A team from the Women, Peace, and Security Program at Columbia University recently traveled to Mozambique to find out more about women’s roles in building and sustaining peace. The program, run by the Advanced Consortium on Cooperation, Conflict and Complexity, an affiliate of the Earth Institute, is dedicated to advancing our understanding of how women contribute to peacebuilding, both formally and informally, as well as the constraints that may limit the influence, visibility and impact of women peacebuilders worldwide.
The visiting team, including Executive Program Director Leymah Gbowee, Associate Program Director Mikaela Luttrell-Rowland and Coordinator Kristen Rucki, as well as consortium Director Josh Fisher, traveled to Maputo, Mozambique, to gain insight into the past and current state of women’s peacebuilding and organizing in Mozambique’s unique context.

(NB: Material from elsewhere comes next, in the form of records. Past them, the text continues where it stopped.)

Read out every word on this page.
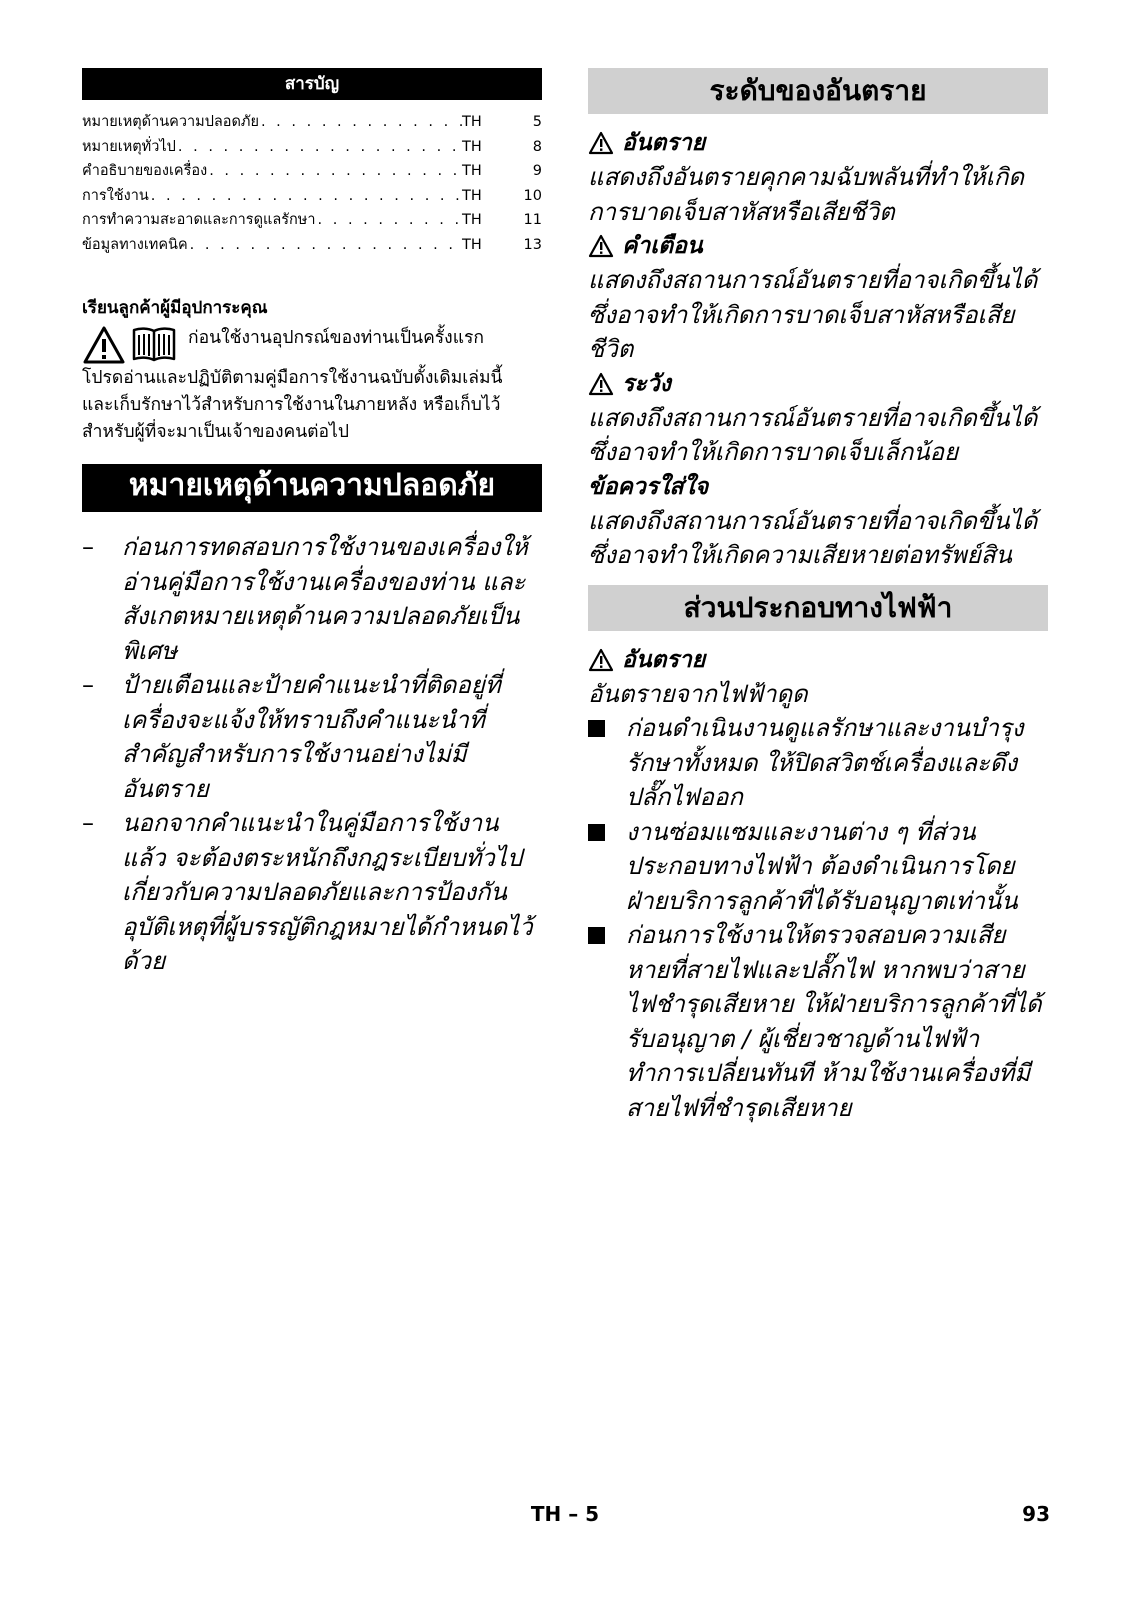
สารบัญ
หมายเหตุด้านความปลอดภัย . . .	TH	5
หมายเหตุทั่วไป . . .	TH	8
คำอธิบายของเครื่อง . . .	TH	9
การใช้งาน . . .	TH	10
การทำความสะอาดและการดูแลรักษา . . .	TH	11
ข้อมูลทางเทคนิค . . .	TH	13
เรียนลูกค้าผู้มีอุปการะคุณ
ก่อนใช้งานอุปกรณ์ของท่านเป็นครั้งแรก
โปรดอ่านและปฏิบัติตามคู่มือการใช้งานฉบับดั้งเดิมเล่มนี้
และเก็บรักษาไว้สำหรับการใช้งานในภายหลัง หรือเก็บไว้สำหรับผู้ที่จะมาเป็นเจ้าของคนต่อไป
หมายเหตุด้านความปลอดภัย
–	ก่อนการทดสอบการใช้งานของเครื่องให้อ่านคู่มือการใช้งานเครื่องของท่าน และสังเกตหมายเหตุด้านความปลอดภัยเป็นพิเศษ
–	ป้ายเตือนและป้ายคำแนะนำที่ติดอยู่ที่เครื่องจะแจ้งให้ทราบถึงคำแนะนำที่สำคัญสำหรับการใช้งานอย่างไม่มีอันตราย
–	นอกจากคำแนะนำในคู่มือการใช้งานแล้ว จะต้องตระหนักถึงกฎระเบียบทั่วไปเกี่ยวกับความปลอดภัยและการป้องกันอุบัติเหตุที่ผู้บรรญัติกฎหมายได้กำหนดไว้ด้วย
ระดับของอันตราย
อันตราย
แสดงถึงอันตรายคุกคามฉับพลันที่ทำให้เกิดการบาดเจ็บสาหัสหรือเสียชีวิต
คำเตือน
แสดงถึงสถานการณ์อันตรายที่อาจเกิดขึ้นได้ ซึ่งอาจทำให้เกิดการบาดเจ็บสาหัสหรือเสียชีวิต
ระวัง
แสดงถึงสถานการณ์อันตรายที่อาจเกิดขึ้นได้ ซึ่งอาจทำให้เกิดการบาดเจ็บเล็กน้อย
ข้อควรใส่ใจ
แสดงถึงสถานการณ์อันตรายที่อาจเกิดขึ้นได้ ซึ่งอาจทำให้เกิดความเสียหายต่อทรัพย์สิน
ส่วนประกอบทางไฟฟ้า
อันตราย
อันตรายจากไฟฟ้าดูด
ก่อนดำเนินงานดูแลรักษาและงานบำรุงรักษาทั้งหมด ให้ปิดสวิตช์เครื่องและดึงปลั๊กไฟออก
งานซ่อมแซมและงานต่าง ๆ ที่ส่วนประกอบทางไฟฟ้า ต้องดำเนินการโดยฝ่ายบริการลูกค้าที่ได้รับอนุญาตเท่านั้น
ก่อนการใช้งานให้ตรวจสอบความเสียหายที่สายไฟและปลั๊กไฟ หากพบว่าสายไฟชำรุดเสียหาย ให้ฝ่ายบริการลูกค้าที่ได้รับอนุญาต / ผู้เชี่ยวชาญด้านไฟฟ้าทำการเปลี่ยนทันที ห้ามใช้งานเครื่องที่มีสายไฟที่ชำรุดเสียหาย
TH – 5	93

Researchers from the Women, Peace and Security team believe that by learning about women’s everyday peace and security in the country, as well as women’s involvement in peacebuilding processes in Mozambique, the program can learn valuable lessons that will inform future research and educational programming. Further, they hope to establish research partnerships with Mozambican universities and civil society organizations to understand the challenges of fostering sustainable peace and security.
While in Maputo, the team met with governmental representatives, NGO personnel, civil society groups, students and community women leaders. In these meetings, the team learned about women’s involvement in formal and informal processes of peacebuilding currently and in the past, as well as women’s mobilization around related themes of economic justice, domestic violence and everyday security. In these conversations, the team asked specifically about the most pressing needs of women peacebuilders themselves, and potential future connections to the work of the Women, Peace and Security Program. The trip to Maputo represents the first step in a potential ongoing collaborative research project with stakeholders in Mozambique.
Kristen Rucki is a project coordinator with the Women, Peace and Security Program.